Антропология бизнеса и организаций
Антрополо́гия би́знеса и организа́ций, направление исследований в социальной (культурной) антропологии, зародившееся в 1930-х гг. в США.
В зарубежной литературе для обозначения антропологической работы (как научной, так и прикладной) в коммерческих, некоммерческих и сетевых организациях используется несколько названий: организационная антропология (organizational anthropology), организационная этнография (organizational ethnography), индустриальная антропология (industrial ethnography), бизнес-антропология (business anthropology). Первое чаще применяется в Европе, последние два – в США (Marrewijk. 2010. P. 19–20). Основной целью бизнес-антропологии является решение конкретных проблем организации заказчика с использованием этнографических методов и (в гораздо меньшей степени) антропологической теории. Это отличает её, например, от антропологии профессий, в рамках которой исследователи отвечают на более фундаментальные вопросы о природе профессионализма, его роли и трансформации, профессиональных практиках. Бизнес-антропологов объединяют, прежде всего, приверженность методу этнографического наблюдения, исследование его возможностей и адаптации к изучаемым объектам, поэтому основные дискуссии в этом направлении методологические, а не теоретические (см. подробнее в сборнике под редакцией М. Сефкин «Ethnography and the corporate encounter» и в Богатырь. 2013).

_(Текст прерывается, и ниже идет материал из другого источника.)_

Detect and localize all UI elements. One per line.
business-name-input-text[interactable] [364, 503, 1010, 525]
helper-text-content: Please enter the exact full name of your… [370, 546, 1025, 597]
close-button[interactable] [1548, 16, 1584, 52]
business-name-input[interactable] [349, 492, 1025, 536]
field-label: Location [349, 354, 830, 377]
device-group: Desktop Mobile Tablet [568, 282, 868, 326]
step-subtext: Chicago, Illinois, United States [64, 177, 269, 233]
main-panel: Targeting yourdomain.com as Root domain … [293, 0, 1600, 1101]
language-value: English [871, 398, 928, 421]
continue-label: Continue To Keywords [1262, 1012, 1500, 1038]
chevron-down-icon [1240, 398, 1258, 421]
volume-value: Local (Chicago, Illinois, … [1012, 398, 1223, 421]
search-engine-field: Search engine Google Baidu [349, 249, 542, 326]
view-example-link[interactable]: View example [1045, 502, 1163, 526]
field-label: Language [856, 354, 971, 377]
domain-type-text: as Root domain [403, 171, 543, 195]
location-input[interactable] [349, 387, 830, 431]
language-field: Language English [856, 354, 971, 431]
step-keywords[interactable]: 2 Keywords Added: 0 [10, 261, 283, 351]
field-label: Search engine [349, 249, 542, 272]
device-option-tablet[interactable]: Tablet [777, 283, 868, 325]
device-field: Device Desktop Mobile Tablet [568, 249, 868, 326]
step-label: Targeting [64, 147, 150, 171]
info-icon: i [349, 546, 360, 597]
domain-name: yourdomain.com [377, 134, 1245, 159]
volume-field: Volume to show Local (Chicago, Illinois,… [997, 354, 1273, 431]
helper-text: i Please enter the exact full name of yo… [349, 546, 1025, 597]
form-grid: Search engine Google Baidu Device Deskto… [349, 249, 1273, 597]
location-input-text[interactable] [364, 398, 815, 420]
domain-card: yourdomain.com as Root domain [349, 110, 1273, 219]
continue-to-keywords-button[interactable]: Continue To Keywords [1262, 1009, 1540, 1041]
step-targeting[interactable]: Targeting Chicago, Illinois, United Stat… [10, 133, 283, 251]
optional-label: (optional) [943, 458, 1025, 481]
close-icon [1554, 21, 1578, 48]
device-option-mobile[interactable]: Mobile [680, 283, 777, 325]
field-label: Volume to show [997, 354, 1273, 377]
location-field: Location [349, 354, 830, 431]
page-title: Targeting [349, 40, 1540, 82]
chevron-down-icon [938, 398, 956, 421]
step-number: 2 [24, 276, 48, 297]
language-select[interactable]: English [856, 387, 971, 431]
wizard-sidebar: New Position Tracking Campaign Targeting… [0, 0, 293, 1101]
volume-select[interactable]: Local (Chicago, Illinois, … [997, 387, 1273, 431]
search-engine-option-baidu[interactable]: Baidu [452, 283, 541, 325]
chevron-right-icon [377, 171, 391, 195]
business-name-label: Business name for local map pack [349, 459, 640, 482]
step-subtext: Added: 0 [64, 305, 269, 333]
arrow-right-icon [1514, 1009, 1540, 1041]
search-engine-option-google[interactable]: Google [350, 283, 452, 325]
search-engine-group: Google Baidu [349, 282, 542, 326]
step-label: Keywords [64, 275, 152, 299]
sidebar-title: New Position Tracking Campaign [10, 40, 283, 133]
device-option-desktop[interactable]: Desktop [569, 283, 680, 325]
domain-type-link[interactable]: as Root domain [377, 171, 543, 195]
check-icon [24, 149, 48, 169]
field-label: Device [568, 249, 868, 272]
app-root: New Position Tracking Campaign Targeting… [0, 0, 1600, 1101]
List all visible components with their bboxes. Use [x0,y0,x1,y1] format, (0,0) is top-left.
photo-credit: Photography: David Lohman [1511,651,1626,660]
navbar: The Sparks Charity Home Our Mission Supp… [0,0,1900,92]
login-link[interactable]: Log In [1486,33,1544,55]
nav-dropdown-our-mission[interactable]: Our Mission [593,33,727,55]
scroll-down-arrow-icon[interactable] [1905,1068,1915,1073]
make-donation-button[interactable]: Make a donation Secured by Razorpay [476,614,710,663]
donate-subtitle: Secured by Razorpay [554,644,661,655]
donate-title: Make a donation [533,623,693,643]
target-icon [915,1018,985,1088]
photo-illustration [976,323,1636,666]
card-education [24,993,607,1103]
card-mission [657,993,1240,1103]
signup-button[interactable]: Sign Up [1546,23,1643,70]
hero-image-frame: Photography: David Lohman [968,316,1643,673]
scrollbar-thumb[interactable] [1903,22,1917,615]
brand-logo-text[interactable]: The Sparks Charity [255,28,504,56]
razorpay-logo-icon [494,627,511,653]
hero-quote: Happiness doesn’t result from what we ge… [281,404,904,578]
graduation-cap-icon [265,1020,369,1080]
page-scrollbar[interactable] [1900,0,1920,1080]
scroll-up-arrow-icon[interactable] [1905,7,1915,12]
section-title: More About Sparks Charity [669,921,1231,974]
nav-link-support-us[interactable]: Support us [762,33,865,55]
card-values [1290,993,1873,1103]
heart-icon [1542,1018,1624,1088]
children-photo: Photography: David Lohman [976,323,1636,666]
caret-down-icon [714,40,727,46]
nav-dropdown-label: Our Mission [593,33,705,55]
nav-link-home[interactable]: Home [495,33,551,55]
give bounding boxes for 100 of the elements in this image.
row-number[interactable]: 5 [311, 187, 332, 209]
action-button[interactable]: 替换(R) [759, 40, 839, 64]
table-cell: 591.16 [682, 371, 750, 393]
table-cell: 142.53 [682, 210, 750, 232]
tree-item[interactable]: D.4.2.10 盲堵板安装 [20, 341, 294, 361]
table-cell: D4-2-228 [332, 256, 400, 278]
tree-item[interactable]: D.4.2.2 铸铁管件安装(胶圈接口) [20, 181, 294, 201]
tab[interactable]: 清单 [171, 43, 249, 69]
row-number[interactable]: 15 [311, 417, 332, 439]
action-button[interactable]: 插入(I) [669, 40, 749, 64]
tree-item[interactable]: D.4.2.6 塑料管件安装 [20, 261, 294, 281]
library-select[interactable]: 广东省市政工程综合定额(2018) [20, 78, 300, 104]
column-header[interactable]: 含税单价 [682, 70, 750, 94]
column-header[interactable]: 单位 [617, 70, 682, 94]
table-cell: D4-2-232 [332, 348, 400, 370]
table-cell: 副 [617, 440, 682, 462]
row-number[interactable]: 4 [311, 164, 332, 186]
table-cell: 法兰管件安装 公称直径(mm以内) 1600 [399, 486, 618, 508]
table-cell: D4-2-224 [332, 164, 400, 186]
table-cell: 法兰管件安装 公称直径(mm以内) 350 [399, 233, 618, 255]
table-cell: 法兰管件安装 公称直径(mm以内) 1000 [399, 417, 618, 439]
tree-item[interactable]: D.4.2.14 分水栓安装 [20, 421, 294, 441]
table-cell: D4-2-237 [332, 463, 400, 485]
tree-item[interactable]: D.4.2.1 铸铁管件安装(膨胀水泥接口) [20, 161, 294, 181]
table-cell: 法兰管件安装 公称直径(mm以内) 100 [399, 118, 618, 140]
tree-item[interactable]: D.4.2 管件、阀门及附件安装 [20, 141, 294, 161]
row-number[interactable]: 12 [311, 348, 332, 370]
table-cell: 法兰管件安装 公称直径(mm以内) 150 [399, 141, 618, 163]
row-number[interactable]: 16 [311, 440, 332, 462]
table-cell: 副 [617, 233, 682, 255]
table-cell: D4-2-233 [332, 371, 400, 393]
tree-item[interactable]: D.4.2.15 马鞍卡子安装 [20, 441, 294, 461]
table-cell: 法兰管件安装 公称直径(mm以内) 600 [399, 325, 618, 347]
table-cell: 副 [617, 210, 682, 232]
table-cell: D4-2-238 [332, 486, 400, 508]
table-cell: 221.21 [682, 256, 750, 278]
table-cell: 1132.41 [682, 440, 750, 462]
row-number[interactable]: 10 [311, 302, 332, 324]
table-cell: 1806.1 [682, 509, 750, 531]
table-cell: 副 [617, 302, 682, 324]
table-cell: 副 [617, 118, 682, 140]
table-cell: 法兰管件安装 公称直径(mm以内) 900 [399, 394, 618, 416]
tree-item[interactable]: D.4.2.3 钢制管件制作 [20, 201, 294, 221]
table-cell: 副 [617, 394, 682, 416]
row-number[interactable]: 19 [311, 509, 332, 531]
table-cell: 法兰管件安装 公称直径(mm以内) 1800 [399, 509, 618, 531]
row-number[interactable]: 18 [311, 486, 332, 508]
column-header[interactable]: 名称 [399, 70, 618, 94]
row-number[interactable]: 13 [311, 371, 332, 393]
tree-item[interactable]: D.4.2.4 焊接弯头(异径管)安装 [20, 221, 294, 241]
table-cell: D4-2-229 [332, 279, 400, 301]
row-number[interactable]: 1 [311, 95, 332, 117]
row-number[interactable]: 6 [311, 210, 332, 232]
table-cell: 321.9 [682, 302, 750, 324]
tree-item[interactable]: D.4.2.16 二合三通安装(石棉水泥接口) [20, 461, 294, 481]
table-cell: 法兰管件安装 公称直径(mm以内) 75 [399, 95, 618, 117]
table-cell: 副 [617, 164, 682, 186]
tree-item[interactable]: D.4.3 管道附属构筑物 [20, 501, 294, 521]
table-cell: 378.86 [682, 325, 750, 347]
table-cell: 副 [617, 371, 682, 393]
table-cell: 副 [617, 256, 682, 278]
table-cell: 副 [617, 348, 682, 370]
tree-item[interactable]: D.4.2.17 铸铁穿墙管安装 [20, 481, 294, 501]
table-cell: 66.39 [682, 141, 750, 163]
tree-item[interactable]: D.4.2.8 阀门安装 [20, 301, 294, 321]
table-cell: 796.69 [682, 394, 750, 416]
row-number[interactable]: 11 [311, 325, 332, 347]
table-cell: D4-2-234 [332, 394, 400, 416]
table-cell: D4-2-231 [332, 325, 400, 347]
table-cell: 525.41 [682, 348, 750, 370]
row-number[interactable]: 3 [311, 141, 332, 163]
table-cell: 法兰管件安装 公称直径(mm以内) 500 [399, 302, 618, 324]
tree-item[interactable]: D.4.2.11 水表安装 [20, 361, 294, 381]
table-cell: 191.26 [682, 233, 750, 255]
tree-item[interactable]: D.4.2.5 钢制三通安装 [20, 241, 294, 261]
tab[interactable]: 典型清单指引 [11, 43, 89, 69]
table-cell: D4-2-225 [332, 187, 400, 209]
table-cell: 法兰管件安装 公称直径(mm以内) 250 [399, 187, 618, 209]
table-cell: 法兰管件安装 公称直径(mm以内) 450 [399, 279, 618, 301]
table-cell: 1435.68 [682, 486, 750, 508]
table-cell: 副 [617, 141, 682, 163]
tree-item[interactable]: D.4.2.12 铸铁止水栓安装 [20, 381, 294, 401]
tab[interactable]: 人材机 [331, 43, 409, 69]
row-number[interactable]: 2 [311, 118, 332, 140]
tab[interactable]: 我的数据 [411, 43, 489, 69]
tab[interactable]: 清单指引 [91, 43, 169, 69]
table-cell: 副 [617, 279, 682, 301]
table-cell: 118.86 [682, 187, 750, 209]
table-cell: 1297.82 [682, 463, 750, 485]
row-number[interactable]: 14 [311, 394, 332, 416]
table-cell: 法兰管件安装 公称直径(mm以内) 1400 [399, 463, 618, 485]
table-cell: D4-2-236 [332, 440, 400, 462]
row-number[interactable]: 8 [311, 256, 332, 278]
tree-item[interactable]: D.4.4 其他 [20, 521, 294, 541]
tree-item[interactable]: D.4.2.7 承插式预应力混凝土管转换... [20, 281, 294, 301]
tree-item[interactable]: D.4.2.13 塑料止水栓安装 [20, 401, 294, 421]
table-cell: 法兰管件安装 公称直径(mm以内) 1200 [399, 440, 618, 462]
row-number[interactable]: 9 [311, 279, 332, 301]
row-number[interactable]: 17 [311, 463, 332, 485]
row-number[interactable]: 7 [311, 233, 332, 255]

Среди тех, кто называет себя бизнес-антропологами, много этнографов-практиков, не получивших формального антропологического образования.
В России благодаря работам П. В. Романова и Е. Р. Ярской-Смирновой (Романов. 2005, 2008), направленным на знакомство российской аудитории с актуальными направлениями западных исследований, наибольшее распространение получил термин «антропология организаций».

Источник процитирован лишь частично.